The right to privacy is threatened big data what are the drawbacks

Source: Internet
Author: User
Keywords Big data big data very big data very these big data very these drawbacks big data very these drawbacks get

2012, if one of the hottest it words of the year, then not large data. Data has been around for a long period of years, but large numbers have been appearing frequently in the media in the last 1 decades. Big data is of great value, and that seems to be the point everyone agrees on. But people always pay attention to the good side of things, but ignore the disadvantages of large data.

There is no doubt that large data can bring a lot of economic value and benefit to enterprises and institutions, and directly affect their future trend. In fact, large data is a double-edged sword, in the enterprise to bring the momentum of the advance, often will also bring harm to enterprises and individuals. Take a look at the following little story: A former lover who shows up as a possible acquaintance on your chat tool.

The situation above is a service provided by a large data analysis tool, which, while a special case, is embarrassing for both sides and even their families. But this is really true. Whether it's on our microblog or on the chat tool, there are similar problems that seem like a very handy feature, but for some people it's a hassle. Let's take a look at the drawbacks of the big data.

Personal privacy is threatened: for individuals, it is often the source of data and the object of analysis in the age of large data. Whether it is personal life, consumption habits, identity features, etc., have become stored in various forms of data. Although the enterprise can be based on user data to analyze the data to get value, but for individual users, is undoubtedly to be passively accepted things, and this data in the collection, analysis, transmission and other processes may have adverse impact on users.

Privacy threatened

Companies can get into trouble when transferring private data, it is difficult for enterprises to ensure that the entire transmission process whether anyone will look at private data, it is likely that the private data to monitor such operations, which greatly increased the likelihood of its leakage, once the data leak, it is likely to bring irreparable damage to the individual, And the individual does not know how their data leaked out, this gives individual users of the privacy of the enormous challenge.

Large data is not equal to large value: only when http://www.aliyun.com/zixun/aggregation/17326.html "> The amount of data stored to achieve a certain value will be valuable, the data alone even if there is a certain value but there is no overall reference value." This often gives the enterprise an illusion that large data is set at great value.

In fact, big data is not equal to great value. Large data analysis storage devices often have higher requirements for enterprise IT equipment, it equipment is difficult to meet the challenges of large data age. In this case, the enterprise IT department faces a situation where there is increasing demand, but the ability to meet these needs is becoming weaker. Moreover, the value of enterprise input is inversely proportional to the value of the information obtained. When the data reaches a certain value, the value of the input even exceeds the value of the data obtained.

Big data is a bigger challenge for businesses: In recent years, there have been incidents where services cannot be delivered due to server failures, and these failures may increase as the age of large data arrives. These failures tend to directly result in loss of data and interruption of services.
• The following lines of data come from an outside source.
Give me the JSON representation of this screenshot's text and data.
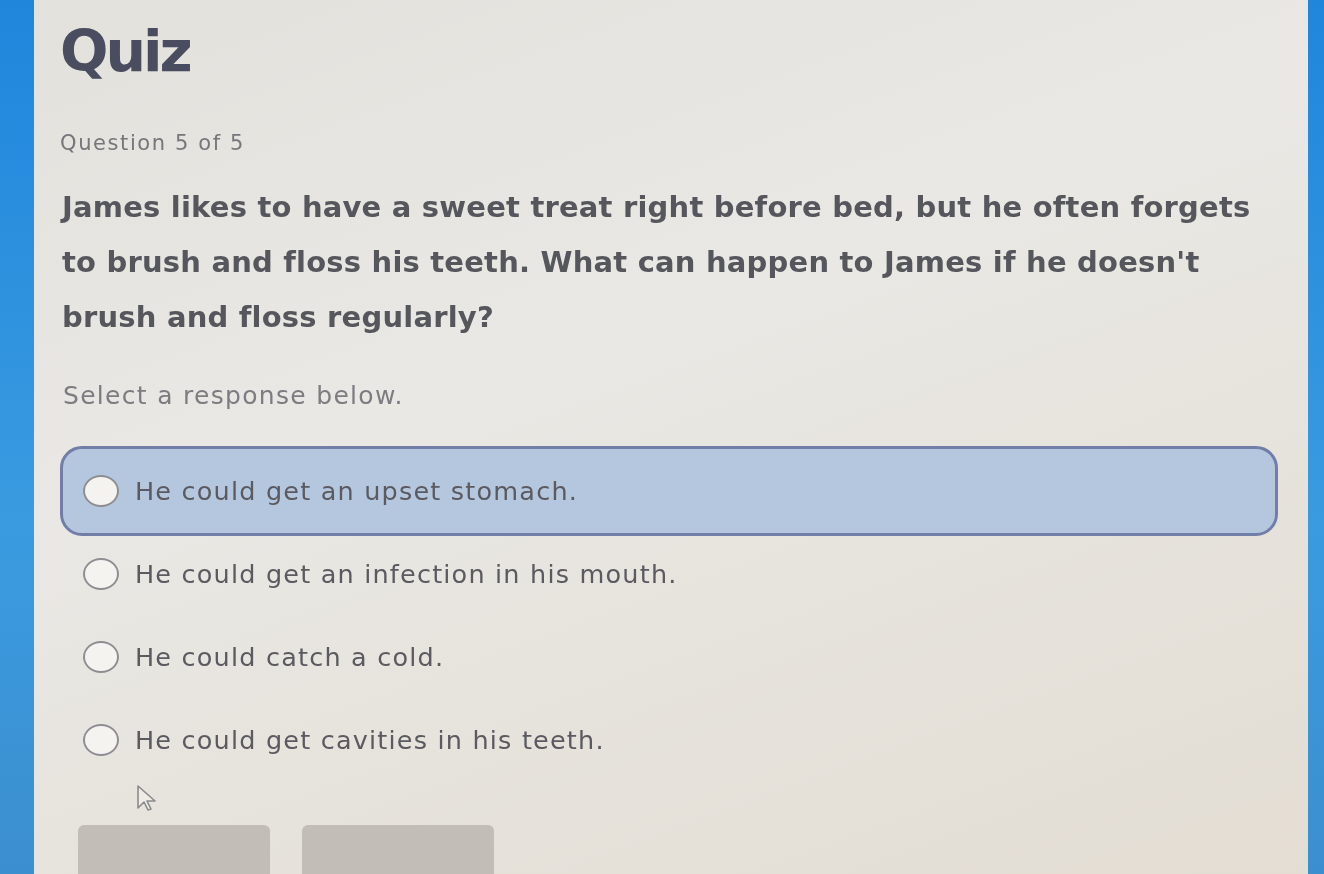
{
  "title": "Quiz",
  "progress": "Question 5 of 5",
  "question": "James likes to have a sweet treat right before bed, but he often forgets to brush and floss his teeth. What can happen to James if he doesn't brush and floss regularly?",
  "instruction": "Select a response below.",
  "options": [
    {
      "label": "He could get an upset stomach.",
      "selected": false,
      "highlighted": true
    },
    {
      "label": "He could get an infection in his mouth.",
      "selected": false,
      "highlighted": false
    },
    {
      "label": "He could catch a cold.",
      "selected": false,
      "highlighted": false
    },
    {
      "label": "He could get cavities in his teeth.",
      "selected": false,
      "highlighted": false
    }
  ],
  "buttons": [
    {
      "disabled": true
    },
    {
      "disabled": true
    }
  ]
}
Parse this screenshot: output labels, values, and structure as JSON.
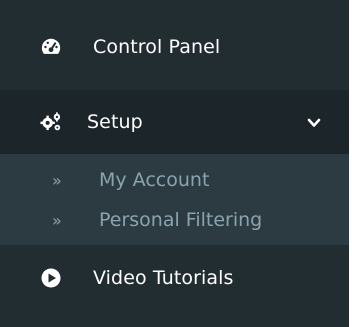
{
  "sidebar": {
    "items": [
      {
        "label": "Control Panel",
        "icon": "dashboard-icon"
      },
      {
        "label": "Setup",
        "icon": "cogs-icon",
        "expanded": true
      },
      {
        "label": "Video Tutorials",
        "icon": "play-circle-icon"
      }
    ],
    "setup_submenu": [
      {
        "arrow": "»",
        "label": "My Account"
      },
      {
        "arrow": "»",
        "label": "Personal Filtering"
      }
    ]
  },
  "colors": {
    "sidebar_bg": "#222d32",
    "active_bg": "#1c2529",
    "submenu_bg": "#2c3b41",
    "text_primary": "#ffffff",
    "text_submenu": "#8aa4af"
  }
}
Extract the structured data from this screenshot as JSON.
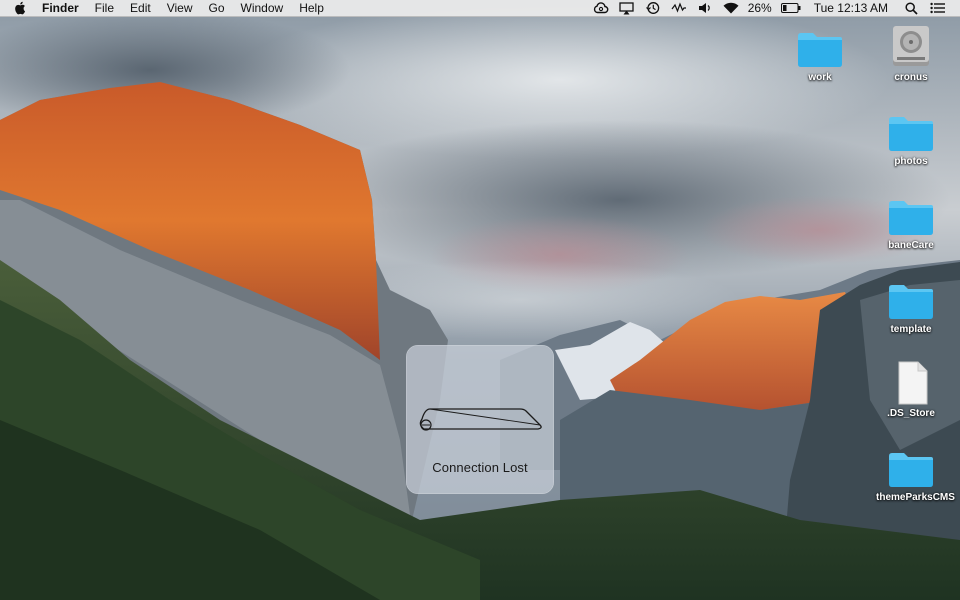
{
  "menubar": {
    "apple_icon": "apple-logo-icon",
    "items": [
      "Finder",
      "File",
      "Edit",
      "View",
      "Go",
      "Window",
      "Help"
    ],
    "status": {
      "icons": [
        "creative-cloud-icon",
        "airplay-icon",
        "time-machine-icon",
        "activity-icon",
        "volume-icon",
        "wifi-icon"
      ],
      "battery_percent": "26%",
      "battery_level": 0.26,
      "clock": "Tue 12:13 AM",
      "extra_icons": [
        "search-icon",
        "notification-center-icon"
      ]
    }
  },
  "desktop": {
    "icons": [
      {
        "label": "work",
        "kind": "folder"
      },
      {
        "label": "cronus",
        "kind": "hard-drive"
      },
      {
        "label": "photos",
        "kind": "folder"
      },
      {
        "label": "baneCare",
        "kind": "folder"
      },
      {
        "label": "template",
        "kind": "folder"
      },
      {
        "label": ".DS_Store",
        "kind": "file"
      },
      {
        "label": "themeParksCMS",
        "kind": "folder"
      }
    ]
  },
  "hud": {
    "icon": "trackpad-icon",
    "message": "Connection Lost"
  },
  "colors": {
    "folder": "#2fb0ea",
    "folder_tab": "#5cc6f2",
    "menubar": "#ececec"
  }
}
For example, Google leaks personal privacy events, Sheng data loss events, Amazon server downtime, and so on.

When these services are interrupted, the user is no solution, can only wait for the service provider's repair, and data loss, damage, and so on, the user is unable to protect the data, can only wait for the provider. Such a lot of users in the event of failure and can not respond in time to minimize the loss. There is no doubt that big data poses more challenges.

Big data makes companies face vendor bindings: When we talk about big data, we always mention the advantages of big data, but it's very rare to mention how companies can turn big data into real value.

Easily bound by vendors

At present, many manufacturers have launched their own solutions for large data. And although these schemes are known to be highly compatible, can be compatible with other vendors ' equipment, but when you really use a provider's equipment (software, hardware), you will find it really hard to change a provider, especially in terms of software, easily bound by a provider. This greatly limits the flexibility of enterprise IT infrastructure settings.

Summary: Although the big Data age all sketched is so beautiful, but there is an insurmountable gap between the real way to provide value for the enterprise. Big data is not as perfect as gold, and companies should consider how to deal with the challenge of big data instead of just talking about value.

(Responsible editor: The good of the Legacy)

Related Article

Contact Us

The content source of this page is from Internet, which doesn't represent Alibaba Cloud's opinion; products and services mentioned on that page don't have any relationship with Alibaba Cloud. If the content of the page makes you feel confusing, please write us an email, we will handle the problem within 5 days after receiving your email.

If you find any instances of plagiarism from the community, please send an email to: info-contact@alibabacloud.com and provide relevant evidence. A staff member will contact you within 5 working days.

A Free Trial That Lets You Build Big!

Start building with 50+ products and up to 12 months usage for Elastic Compute Service

  • Sales Support

    1 on 1 presale consultation

  • After-Sales Support

    24/7 Technical Support 6 Free Tickets per Quarter Faster Response

  • Alibaba Cloud offers highly flexible support services tailored to meet your exact needs.